The news about HS2 comes just weeks after the Public Accounts Committee concluded that the £1.5 billion rise in the cost of electrification to Cardiff was “staggering and unacceptable”. It is now down to the Government to get a grip of the project, to ensure that the upgraded line is delivered quickly and with the maximum value for money for the taxpayer. With that in mind, can the Minister please tell us when he expects the electrification to Swansea to be complete?
The Chancellor was also noticeably lukewarm about proposals to develop city regions in Swansea and Cardiff, which are landmark developments with the capacity to transform transport and economic opportunity across 10 local authorities. The Welsh Government have committed £580 million to the project and the local councils have pledged £120 million, but the autumn statement just confirmed that the Government were committed “in principle” to the proposals. Can the Minister please confirm whether the UK Government will match the funding pledged by the Welsh Government?
Finally, the Chancellor confirmed that highly skilled Welsh workers in Wrexham, Swansea and Porthmadog will lose their jobs with the closure of more tax offices across Wales. We have already suffered through the closure of offices in Carmarthen, Merthyr, Pembroke Dock and Colwyn Bay in 2013, which, for example, forced workers from Colwyn Bay to travel to Wrexham to work. Are those employees now expected to travel to Cardiff to work?
The effects of the autumn statement will soon be felt by families across Wales, many of whom have suffered because of the last five years of cuts. The spending review should have been about delivering a sustainable settlement to boost the Welsh economy. Instead, the Chancellor avoided the big infrastructure challenges facing Wales and delivered another cut to the budget of the Welsh Government, and his cuts to universal credit mean that thousands of Welsh families will begin losing out from next year. What is more, we learned that the Government are removing the requirement of a referendum on devolving tax powers to Wales. I regret that the autumn statement did not have the interests of Wales at its heart, and people in Wales will suffer as a consequence.
The hon. Lady needs to recognise that the amount of funding from DCMS is relatively small. The proposal to cut from £7.6 million to £5 million over an extended period of time provides an opportunity for S4C to make its contribution to the savings. The spending review proposed £400,000 of funding savings from S4C in the first year, but she needs to recognise that negotiations with the BBC are ongoing, and to recognise the statements coming from Tony Hall. We welcome those statements and hope that the BBC will be able to deliver on them.

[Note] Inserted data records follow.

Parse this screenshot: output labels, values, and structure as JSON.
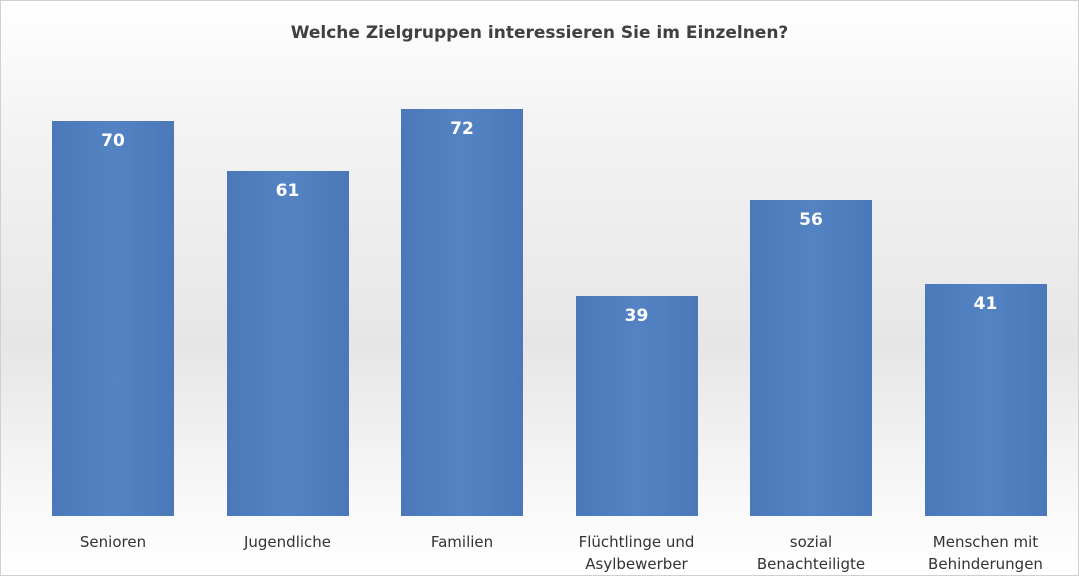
{
  "chart_data": {
    "type": "bar",
    "title": "Welche Zielgruppen interessieren Sie im Einzelnen?",
    "categories": [
      "Senioren",
      "Jugendliche",
      "Familien",
      "Flüchtlinge und Asylbewerber",
      "sozial Benachteiligte",
      "Menschen mit Behinderungen"
    ],
    "values": [
      70,
      61,
      72,
      39,
      56,
      41
    ],
    "color": "#4a78b8"
  }
}
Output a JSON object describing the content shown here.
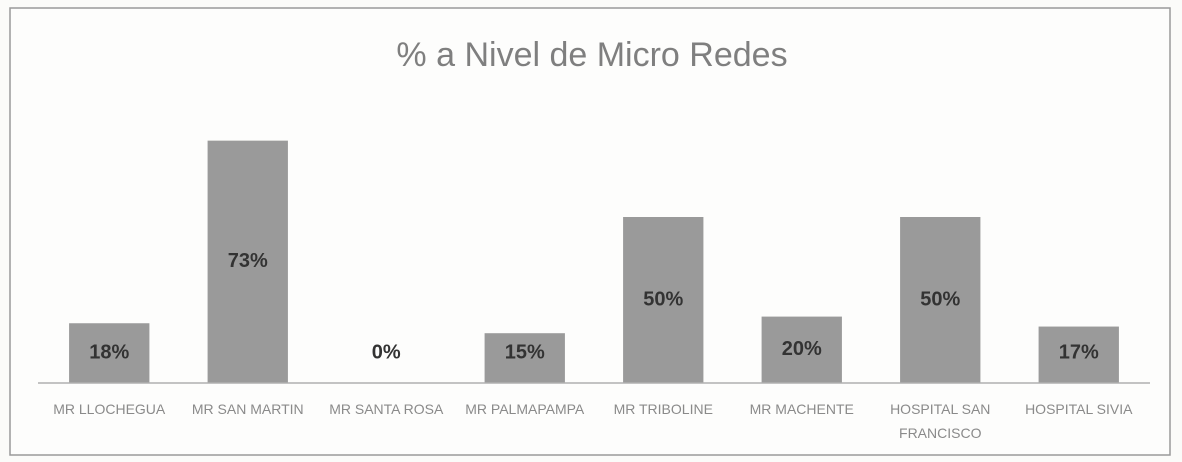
{
  "chart_data": {
    "type": "bar",
    "title": "% a Nivel de Micro Redes",
    "categories": [
      "MR LLOCHEGUA",
      "MR SAN MARTIN",
      "MR SANTA ROSA",
      "MR PALMAPAMPA",
      "MR TRIBOLINE",
      "MR MACHENTE",
      "HOSPITAL SAN FRANCISCO",
      "HOSPITAL SIVIA"
    ],
    "values": [
      18,
      73,
      0,
      15,
      50,
      20,
      50,
      17
    ],
    "value_labels": [
      "18%",
      "73%",
      "0%",
      "15%",
      "50%",
      "20%",
      "50%",
      "17%"
    ],
    "color": "#9a9a9a",
    "ylim": [
      0,
      75
    ]
  }
}
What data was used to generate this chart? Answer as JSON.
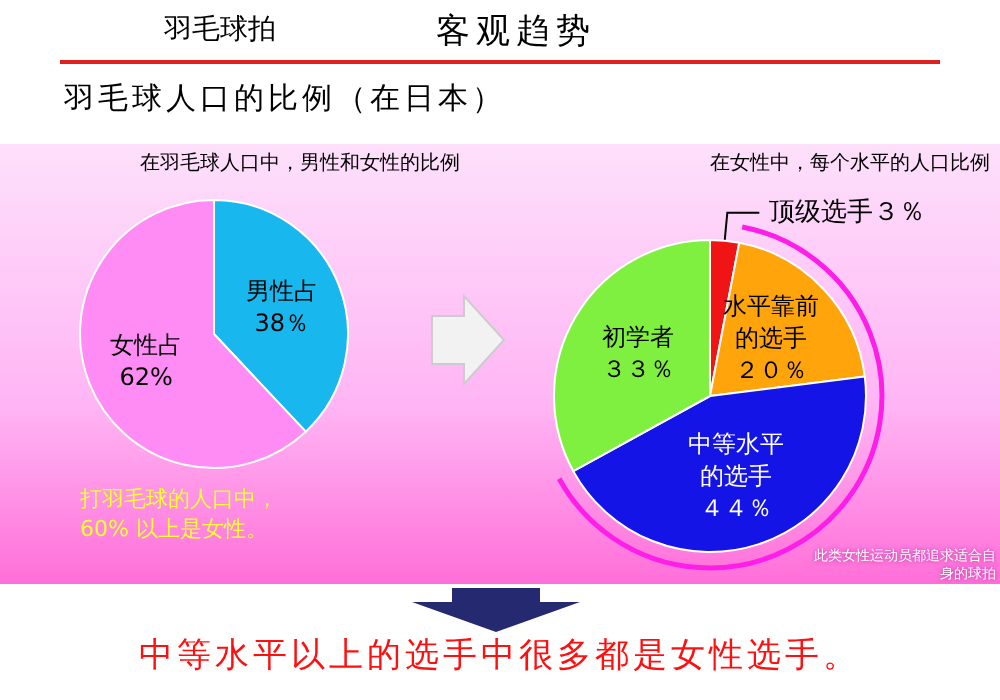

The Welsh Government’s total funding is underpinned by our commitment to introducing a funding floor, as the hon. Member for Neath said. I would have hoped that she would have welcomed the funding floor, because it was only two weeks before the autumn statement that there was a debate in this Chamber about the need for a funding floor. There was doubt that it would be delivered, but a funding floor of 115% will be introduced. That is well within the Holtham commission’s fair funding range, and I would have hoped that that would be welcomed by the hon. Lady.
The surveyor and architect of fair funding for Wales, Gerry Holtham, analysed the position and came up with a range of solutions. After the autumn statement, he said that it was a fair settlement. That is the fundamental point. There will be political commentary from all around, but the person commissioned by the Welsh Government to provide the assessment and establish the financial relationship between the UK Government and the Welsh Government has said that it is a fair settlement, and that is testament to the strength of the Administration in Westminster, which has delivered on something that has been talked about, but never delivered, by the Opposition.